We continued up the Lea Valley?over the spot where 110 years ago A V Roe was threatened with arrest for disturbing the peace by attempting to fly the first British aircraft of any type?and back into Stapleford, and I felt a sense of fulfilment such as one rarely enjoys.

It really was the experience of a lifetime, negotiating the Heliroutes successfully and without incident in such a gem of a helicopter, and it’s not until it’s all over that the magic impresses itself on you.

I bade farewell to Blacky and Mirko, who continued their journey to Cosford well satisfied with the film footage they’d taken, and flew Hugh back to Denham in the R22 before heading home.

It wasn’t until later that I realised that I’d been so bedazzled that I’d left my wallet in the Sycamore, and I had to drive all the way up to Cosford the following day to fetch it.

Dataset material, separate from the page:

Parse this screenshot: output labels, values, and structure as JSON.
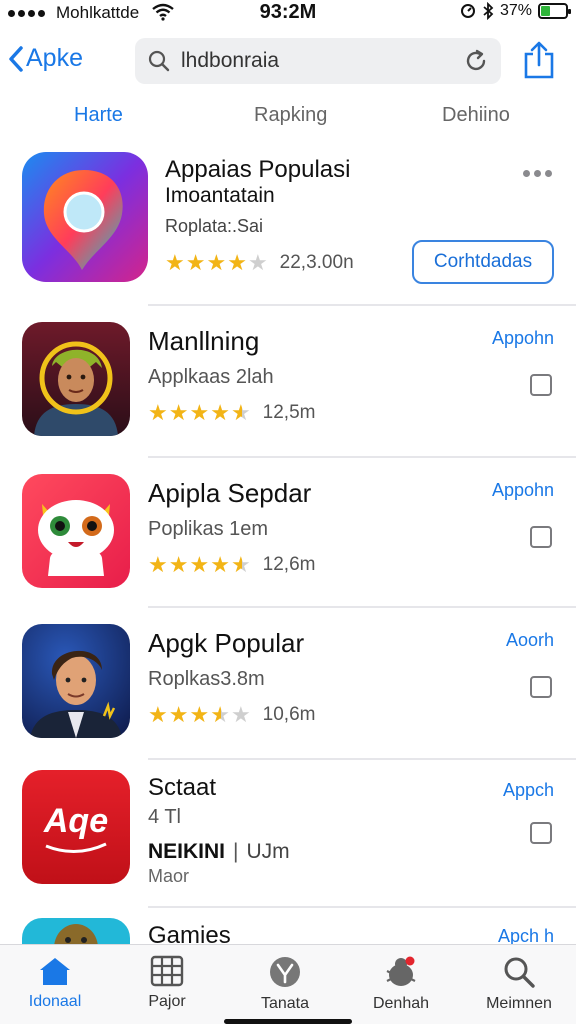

The Sycamore moved on to the Helicopter Museum at Weston-super-Mare, where it was delivered into the care of museum founder Elfan ap Rees.

The museum has two Sycamores on display, neither of course airworthy?in fact the last time a Sycamore flew in Britain was in 1972. But Elfan had the privilege of flying OE-XSY down to the seafront for the Weston Helidays, and for him it was a reunion with an old friend.

He’d flown the same machine in Germany with its first private owner in the 1970s. Elfan adds: “We also flew the aerobatic sequence in the 105?loops, rolls, the works. Another tick on my bucket list!”